Le dieu de la Bible, un dieu anarchiste ?

La Bible, on peut le dire aujourd’hui grâce aux travaux de deux archéologues israéliens qui ont publié le fruit de leurs recherches dans un ouvrage, La Bible dévoilée, est un ouvrage compilé principalement au VIIème et jusqu’au IIème siècle avant JC, à partir de sources orales et rouleaux éparpillés, par la caste religieuse dominante de l’époque, dans un but avant tout politique pour appuyer la reconstruction de l’Etat du royaume de Juda après de fortes tribulations historiques.
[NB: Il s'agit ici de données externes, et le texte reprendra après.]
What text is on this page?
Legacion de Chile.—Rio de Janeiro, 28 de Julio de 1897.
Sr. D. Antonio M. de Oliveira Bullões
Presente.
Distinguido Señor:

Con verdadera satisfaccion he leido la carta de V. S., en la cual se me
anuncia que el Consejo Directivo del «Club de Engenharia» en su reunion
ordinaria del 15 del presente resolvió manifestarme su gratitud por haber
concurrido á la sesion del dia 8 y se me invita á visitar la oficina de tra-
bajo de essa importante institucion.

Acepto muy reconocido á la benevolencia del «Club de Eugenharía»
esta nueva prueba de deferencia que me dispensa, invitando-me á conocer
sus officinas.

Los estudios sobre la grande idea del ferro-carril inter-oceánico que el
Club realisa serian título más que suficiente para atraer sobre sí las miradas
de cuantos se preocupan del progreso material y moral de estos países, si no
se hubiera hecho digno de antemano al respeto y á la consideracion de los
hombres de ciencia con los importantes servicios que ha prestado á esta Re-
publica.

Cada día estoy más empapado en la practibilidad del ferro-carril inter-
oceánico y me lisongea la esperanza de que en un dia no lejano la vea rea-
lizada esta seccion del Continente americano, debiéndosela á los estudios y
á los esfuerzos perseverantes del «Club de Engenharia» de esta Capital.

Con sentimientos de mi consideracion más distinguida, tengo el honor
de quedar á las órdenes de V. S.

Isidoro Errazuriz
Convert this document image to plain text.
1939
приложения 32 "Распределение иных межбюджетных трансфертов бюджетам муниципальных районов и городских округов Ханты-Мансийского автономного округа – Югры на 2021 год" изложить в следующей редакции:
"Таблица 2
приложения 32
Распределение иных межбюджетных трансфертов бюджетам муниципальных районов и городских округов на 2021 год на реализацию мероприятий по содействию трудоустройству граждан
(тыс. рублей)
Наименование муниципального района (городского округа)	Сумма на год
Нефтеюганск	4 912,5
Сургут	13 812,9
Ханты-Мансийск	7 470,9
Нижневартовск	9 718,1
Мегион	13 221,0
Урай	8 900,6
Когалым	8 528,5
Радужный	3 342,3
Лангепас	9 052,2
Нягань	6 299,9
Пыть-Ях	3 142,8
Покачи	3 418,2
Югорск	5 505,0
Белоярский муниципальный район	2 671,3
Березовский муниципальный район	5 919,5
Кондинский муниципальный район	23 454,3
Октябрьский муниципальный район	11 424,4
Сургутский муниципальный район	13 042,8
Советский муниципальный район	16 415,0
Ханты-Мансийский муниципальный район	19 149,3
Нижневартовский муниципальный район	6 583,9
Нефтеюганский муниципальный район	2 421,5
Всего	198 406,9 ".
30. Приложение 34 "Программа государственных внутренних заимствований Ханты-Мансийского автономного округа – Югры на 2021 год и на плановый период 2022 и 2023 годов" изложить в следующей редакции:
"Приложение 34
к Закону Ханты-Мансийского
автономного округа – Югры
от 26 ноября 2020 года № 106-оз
L’objectif de la création de cet ouvrage théologique ordonné par le roi de Juda était de donner à son pays, petit état fragile coincé sur une bande de terre qui faisait avant tout office de route de traverse entre les deux grands empires de l’époque qu’étaient L’Égypte et la Babylonie qui contrôlaient la région et l’enserraient, un monument de choix pour légitimer, autant leur place sur les terres qu’ils occupaient, que de montrer la puissance de leur dieu face aux dieux des autres peuples, dans un contexte culturel où la divinité était notion centrale. C’est aussi à cette époque qu’est né le judaïsme comme religion-système. Note à ce sujet : Yahvé ne fut pas toujours le Dieu Unique qu’il est devenu dans la religion juive. Il était d’abord le dieu des Juifs. Ce n’est qu’au 6ème siècle av JC pendant l’exil à Babylone qu’est née la conscience que ce dieu était le seul dieu, Un et Unique comme le rappellera Mahomet au VIIeme siècle après JC. Le monothéisme est en somme une création “tardive” de la pensée religieuse juive au regard de son histoire. Auparavant, c’est davantage un « solothéisme » qui s’érige en propre face aux polythéismes généralisés dans l’Antiquité.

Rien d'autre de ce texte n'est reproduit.